Após o sacrifício, Abrão entregou-lhe o dízimo de tudo. Estava,
assim, selada e restabelecida a Paz e a convivência não apenas
entre Abrão e os povos vizinhos, mas também entre estes com Deus e
vice-versa.
Na
Carta aos Hebreus, Melquisedec é tomado como uma prefiguração de
Cristo rei-sacerdote e o salmo 109 (110), que entoamos na liturgia de
hoje, diz: “Tu és
sacerdote para a eternidade segundo a ordem de Melquisedec”

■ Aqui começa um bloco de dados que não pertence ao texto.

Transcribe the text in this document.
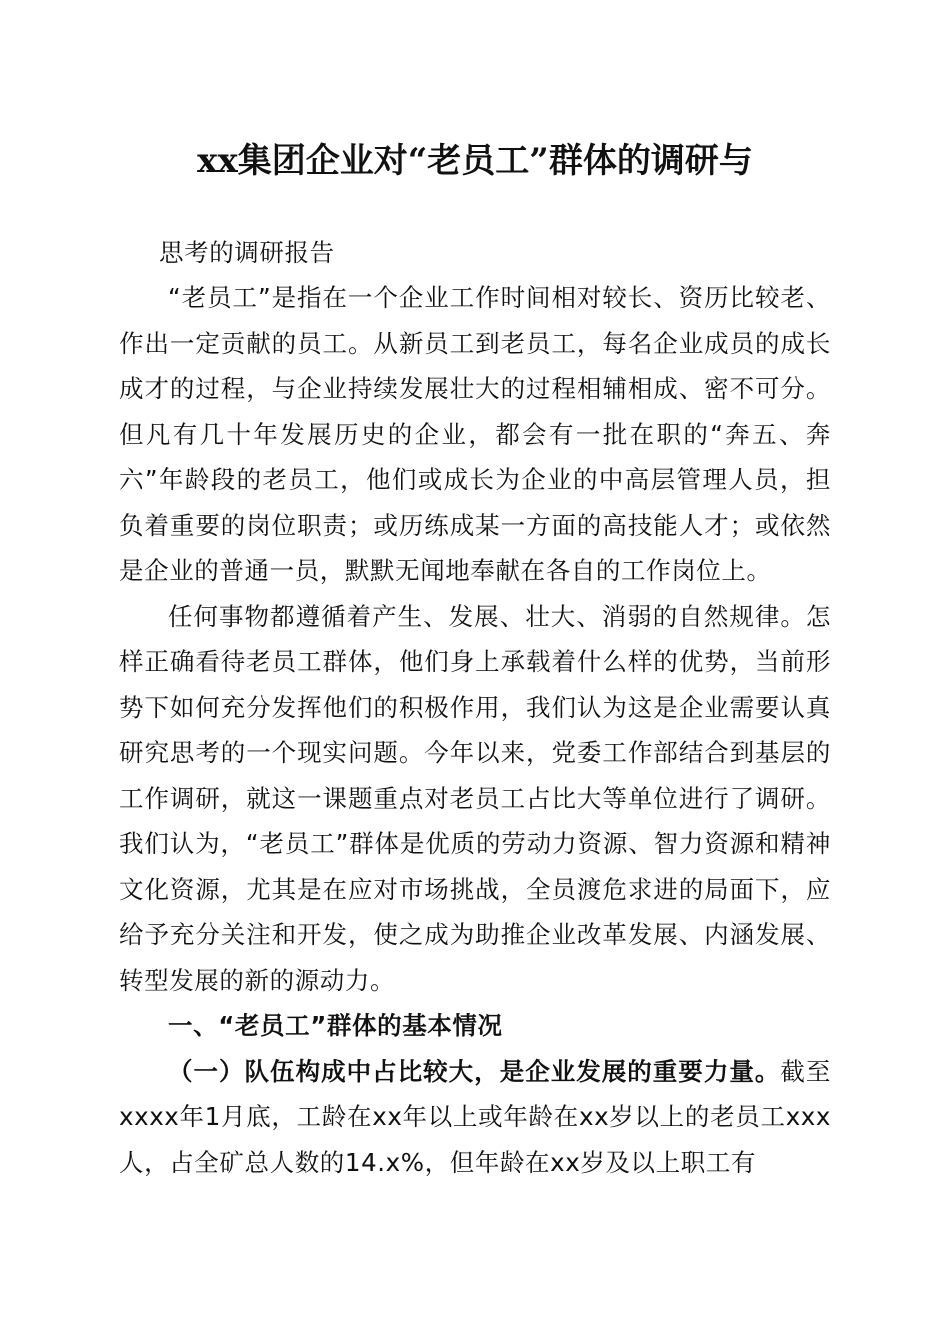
xx集团企业对“老员工”群体的调研与
思考的调研报告

“老员工”是指在一个企业工作时间相对较长、资历比较老、作出一定贡献的员工。从新员工到老员工，每名企业成员的成长成才的过程，与企业持续发展壮大的过程相辅相成、密不可分。但凡有几十年发展历史的企业，都会有一批在职的“奔五、奔六”年龄段的老员工，他们或成长为企业的中高层管理人员，担负着重要的岗位职责；或历练成某一方面的高技能人才；或依然是企业的普通一员，默默无闻地奉献在各自的工作岗位上。

任何事物都遵循着产生、发展、壮大、消弱的自然规律。怎样正确看待老员工群体，他们身上承载着什么样的优势，当前形势下如何充分发挥他们的积极作用，我们认为这是企业需要认真研究思考的一个现实问题。今年以来，党委工作部结合到基层的工作调研，就这一课题重点对老员工占比大等单位进行了调研。我们认为，“老员工”群体是优质的劳动力资源、智力资源和精神文化资源，尤其是在应对市场挑战，全员渡危求进的局面下，应给予充分关注和开发，使之成为助推企业改革发展、内涵发展、转型发展的新的源动力。

一、“老员工”群体的基本情况

（一）队伍构成中占比较大，是企业发展的重要力量。截至xxxx年1月底，工龄在xx年以上或年龄在xx岁以上的老员工xxx人，占全矿总人数的14.x%，但年龄在xx岁及以上职工有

(v. 4). Jesus Cristo aparece, assim, como o rei-sacerdote que
oferece, neste caso, o seu próprio corpo e sangue como sacrifício,
tornando-se assim, além de rei e sacerdote, também a própria
oferenda, o sacrifício. Ao consumar o seu sacrifício na Cruz,
Cristo consumou-se a si mesmo, bem como a grande obra da pacificação
dos homens entre si e destes com Deus – a salvação universal. É
o seu famoso: “Consumatum
est” (Tudo está
consumado) (cfr. Jo 19,30).
- Pão e Vinho
A oferenda do rei-sacerdote
Melquisedec é pão e
vinho. O pão
é alimento elementar, essencial, no cotidiano. Indica o necessário,
o imprescindível, para a vida do homem. É evidente, aqui, um
prenúncio do “Pão da Vida”, o pão eucarístico, o alimento
espiritual do cristão.
O
trigo transformado em pão é certamente um dos simbolismos mais
expressivos do mistério salvador que Deus realiza em nós através
de Jesus Cristo, que é ao mesmo tempo Rei, sacerdote e Sacrifício.
Isto é inédito! Nunca em outras religiões, o rei e o sacerdote se
fazem a vítima ou o sacrifício pelo seu povo. É sempre o
contrário: o povo é sacrificado pelo e para seu rei, pelo ou para
seu deus. Por isso, com razão, Jesus que se encarna e se deixa
triturar em sua vontade própria até a morte e morte de Cruz para
fazer a vontade do Pai e que, após sua Ressurreição, assume a
forma de pão comível e de vinho bebível é chamado com razão de
“Pão vivo e verdadeiro descido do Céu”, o “Pão nosso de cada
dia”.
À
simbologia do trigo, da farinha e do pão se acrescenta a do fermento
que, neste caso, é ambígua. Se, por um lado significa a
transformação espiritual, por outro lado, por provir da putrefação,
pode significar também a corrupção. Por isso, dizia Jesus aos
discípulos: “Cuidai-vos do fermento dos fariseus! ”. Paulo,
aproveitando deste significado do fermento, lembra aos discípulos de
Cristo – os cristãos – que devem ser massa sem fermento (1 Cor.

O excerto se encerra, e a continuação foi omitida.